Translated from German by Phillip Boehm
As established during my recent read of Mephisto, some saw what was coming and others did not. Like Klaus Mann, Ulrich Alexander Boschwitz left Nazi Germany in the early years. He was living in Britain when he wrote The Passenger in just four weeks following the outrage that was Kristallnacht.
Boschwitz’s protagonist, Otto Silbermann was not blessed with the foresight to leave. A WWI-veteran, recipient of the Iron Cross, now wealthy businessman and married to a Christian German, Silbermann, with his Aryan looks, considered himself an upstanding citizen, assimilated and safe. The moment when alarm bells should have rung – the moment when the J was stamped into his passport – has passed some time before the opening of the novel. Yet he stayed. But now reality is biting, and the opening chapter sees him haggling with a prospective purchaser over the price of an apartment building. Time is running short, very short. Brownshirts are in the building, and Silbermann is their target. He only just manages to conclude the deal – at a very knocked down rate – and escapes with 200 Reichmarks in his pocket via the back door.
Thus ends chapter one.
It’s not much to survive on, and this pressing need for money (Money means life, especially in wartime. A Jew in Germany without money is like an unfed animal in a cage, something utterly hopeless.) is what drives him to jump on the next train to Hamburg in pursuit of his business partner, Becker. When they finally meet – not in Hamburg, but back in Berlin – Becker holds all the aces, fleeces him, but parts with enough cash to give Silbermann hope that the odds might just be beaten.
It’s a long shot. Neighbouring countries have closed their borders to German Jews. Besides he will be arrested and sent to the camps by German border guards. He had been waiting for his son to organise visas for him and his wife to go to Paris. A wait in vain. His only chance is to cross the border illegally. An attempt is made to cross into Belgium. But Silbermann is to find that the money he thinks will guarantee a new life proves to be useless. He is consigned to travelling on trains; a man with his suitcase, crisscrossing Germany to the extent that he knows the national timetable by heart. It’s a nightmarish odyssey of Kafkaesque proportions, if you will. Silbermann is banging his head against a border that just will not open, and his increasing desperation is palpable. Yet, unlike Kafka’s castle, which admittedly I flung at the wall in frustration, I turned Boschwitz’s pages rapidly. As others have pointed out, The Passenger has a real Buchanesque flavour.

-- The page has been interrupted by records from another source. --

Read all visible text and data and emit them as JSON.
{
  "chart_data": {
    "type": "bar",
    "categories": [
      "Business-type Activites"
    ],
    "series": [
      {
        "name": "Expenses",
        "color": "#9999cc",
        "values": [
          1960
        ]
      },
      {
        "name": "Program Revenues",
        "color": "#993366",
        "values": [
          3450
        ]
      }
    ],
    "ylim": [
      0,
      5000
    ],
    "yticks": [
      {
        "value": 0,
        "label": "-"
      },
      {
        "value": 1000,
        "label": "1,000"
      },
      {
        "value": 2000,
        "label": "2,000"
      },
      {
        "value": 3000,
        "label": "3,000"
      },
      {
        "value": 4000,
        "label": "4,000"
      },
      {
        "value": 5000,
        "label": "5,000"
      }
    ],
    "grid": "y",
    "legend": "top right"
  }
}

On his travels, Silbermann meets a broad section of the German population. They’re not all Nazis, some are prepared to help, some freely, others not. Significantly in his interactions with others less fortunate than himself, Silbermann preserves his humanity though the society in which he finds himself considers him less than a gutter rat.
This version of the novel is not that which Boschwitz left behind. The recently rediscovered German edition has been edited by Peter Graf. The whys and wherefores are recorded in his afterword together with a note that Silbermann’s story, surreal as it may sound, includes real experiences of Boschwitz’s relations. Exile unfortunately did not prevent the author from becoming another victim of the Nazis. War in 1939 made an enemy alien of him in Britain, and he was transported to Australia. In 1942 he was allowed to return, but he died when his ship was torpedoed by a German submarine. He was only 27 years old.
Thank you – I think I’ll have to read this….
Having just finished The Mirador by Élisabeth Gille, your description of this book really jumped out, it’s now been added to the TBR list.